South African billionaire Johann Rupert has enjoyed a sudden surge in wealth. His expanding fortune, like those of billionaires around the world, is not a sign of brilliance or achievement. It is a symptom of a system built to funnel wealth upward into the hands of the 1%.
Rupert’s net worth jumps from $13.7 billion to $19.1 billion in under a year, powered by sales of high-end jewelry through Richemont, the luxury goods holding company he founded. With his exploding profits he invests in hospital networks, viewing them simply as financial assets, not the essential services the rest of us — the 99% — need and have the right to. The headlines call it “performance,” but anyone living outside the 1% knows it is extraction.
Look closely at this “growth story.” Rupert’s empire now includes 50 hospitals. Almost 9,000 beds. Over 21,000 workers. None of this signals progress. It signals concentration of what should be public goods into private hands. Healthcare, one of the most basic human needs, converted into a pipeline for shareholder returns. Workers are reduced to cost lines. Beds are converted into units of revenue. When entire health systems become part of billionaire portfolios, this is clearly not for the public good.

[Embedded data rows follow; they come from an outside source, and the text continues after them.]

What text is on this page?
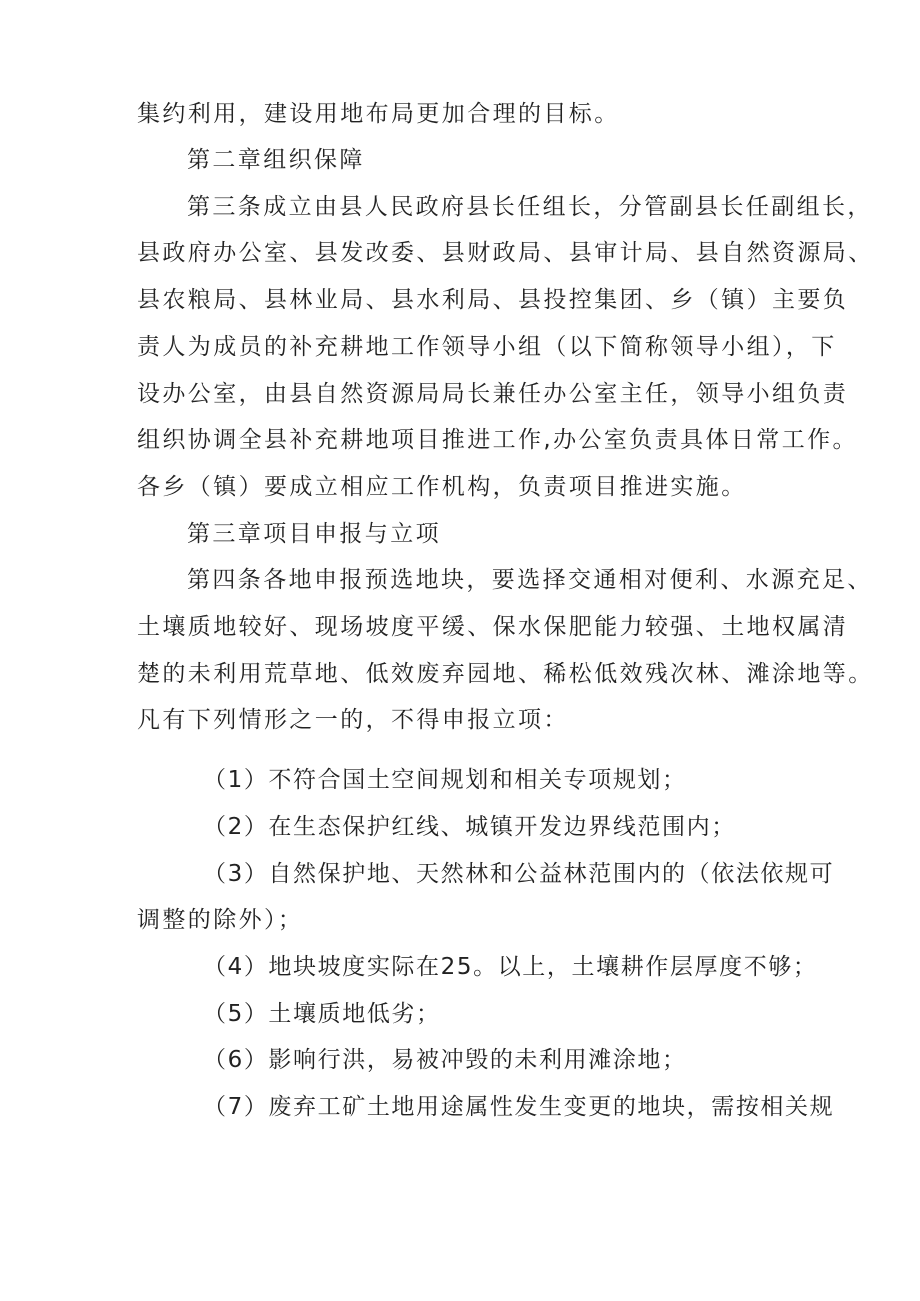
集约利用，建设用地布局更加合理的目标。
第二章组织保障
第三条成立由县人民政府县长任组长，分管副县长任副组长，
县政府办公室、县发改委、县财政局、县审计局、县自然资源局、
县农粮局、县林业局、县水利局、县投控集团、乡（镇）主要负
责人为成员的补充耕地工作领导小组（以下简称领导小组），下
设办公室，由县自然资源局局长兼任办公室主任，领导小组负责
组织协调全县补充耕地项目推进工作,办公室负责具体日常工作。
各乡（镇）要成立相应工作机构，负责项目推进实施。
第三章项目申报与立项
第四条各地申报预选地块，要选择交通相对便利、水源充足、
土壤质地较好、现场坡度平缓、保水保肥能力较强、土地权属清
楚的未利用荒草地、低效废弃园地、稀松低效残次林、滩涂地等。
凡有下列情形之一的，不得申报立项：
（1）不符合国土空间规划和相关专项规划；
（2）在生态保护红线、城镇开发边界线范围内；
（3）自然保护地、天然林和公益林范围内的（依法依规可
调整的除外）；
（4）地块坡度实际在25。以上，土壤耕作层厚度不够；
（5）土壤质地低劣；
（6）影响行洪，易被冲毁的未利用滩涂地；
（7）废弃工矿土地用途属性发生变更的地块，需按相关规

This is not just an African story. In the United States, for example, private equity investors have spent more than $1 trillion on health care acquisitions in the past decade. And a growing body of evidence shows that when these wealthy private owners take over, the quality of patient care declines.
This is the context within which We the 99% met at the People’s Summit for Economic Justice in Johannesburg in November. While world leaders gathered for the official G20 convening a short distance away, this Summit gathered those who face the brunt of inequality and unjust decisions made by the 1% and leaders out of touch with us, the people.
Teachers who work without materials. Smallholder farmers whose land becomes collateral for big business. Hospital workers who don’t have the medicines to treat patients. Migrants forced into precarity to survive. LGBTQIA+ people who are excluded and face abuse and discrimination. Caregivers whose unpaid labor props up societies. Indigenous communities who continuously see their forests and minerals stripped, then handed back to them as charity.